What are signs of high blood pressure in kids?
Hypertension is often a silent condition. Typically, there aren't obvious symptoms to let parents know their child has high blood pressure; it is often diagnosed when the doctor discovers it during an exam. This is why regular blood pressure screening is so important.
Some children with high blood pressure may experience frequent headaches, changes in vision or dizziness. If your child complains of these symptoms, contact your pediatrician.
What are causes of high blood pressure in kids?
A child's blood pressure might be high when it is measured for many reasons, such as stress, illness, recent physical activity, a true hypertension issue or a medical condition.
Causes of high blood pressure in kids can include:
- Obesity or being overweight
- High-sodium diet (too much salt)
- Kidney disease
- Congenital or acquired heart disease
- Thyroid or adrenal disease
- Genetic disorders (inherited from a parent or grandparent)
When a young child (under 6) has high blood pressure, the cause is often a related medical condition, such as kidney disease. This is called secondary hypertension.
When high blood pressure has no disease-related cause, it's called primary hypertension. Primary hypertension is more common in older children and teens and is commonly related to obesity or to a family history of hypertension.
"There is a growing trend in the number of children and teens who are overweight or have obesity, and this is a major cause of high blood pressure in kids," says Smitha Vidi, M.D., a pediatric nephrologist at Children's Health and Assistant Professor at UT Southwestern. "Additionally, kids are eating a lot of processed foods, which have very high amounts of salt. A high-salt diet is a big contributor to increasing blood pressures."
How is high blood pressure treated in children?
If your child is diagnosed with hypertension, your pediatrician may recommend certain lifestyle changes to lower their blood pressure, such as a healthy diet, regular exercise or weight loss.
- DASH diet: Designed from research sponsored by the National Institutes of Health, the DASH diet focuses on eating fruits, vegetables, low-fat dairy, nuts, beans and seeds.
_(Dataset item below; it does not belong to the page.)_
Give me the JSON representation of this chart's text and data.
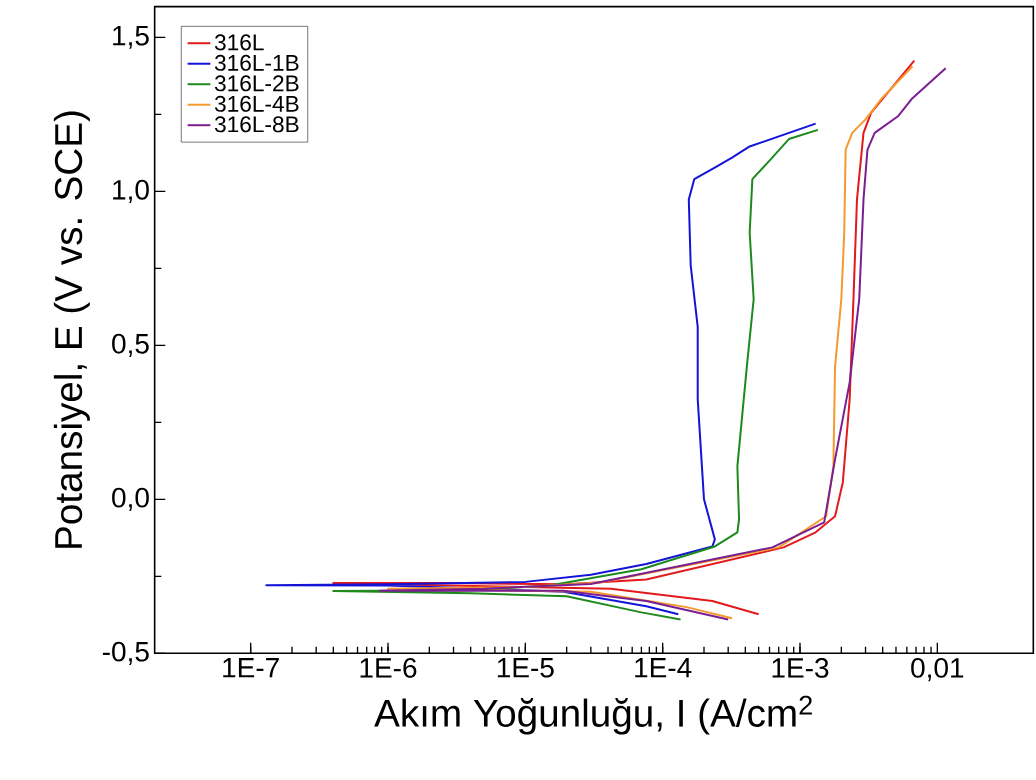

- Exercise: The AAP recommends children and adolescents get 60 minutes or more of physical activity daily (includes outside play and team sports).
- Low-sodium diet: Sodium is the scientific name for the salt in food. In addition to watching table salt usage, be cautious of how much processed food your child eats.
If needed, your child's physician may prescribe medications to control blood pressure. These medicines are the same ones adults take, just in age and weight-appropriate doses. Your child's physician can choose the best medication for your child based on their individual health profile and risk factors.
You can help your child prevent high blood pressure and complications. Talk about the importance of a healthy lifestyle and continue to be a good role model – making healthy food choices and engaging in exercise as a family.
"Taking steps as a family to stay healthy is key to preventing hypertension in children," says Dr. Vidi. "Try to devote a little of your time each day to doing fun activities with your kids, such as biking, dancing, swimming or even walking to a nearby park."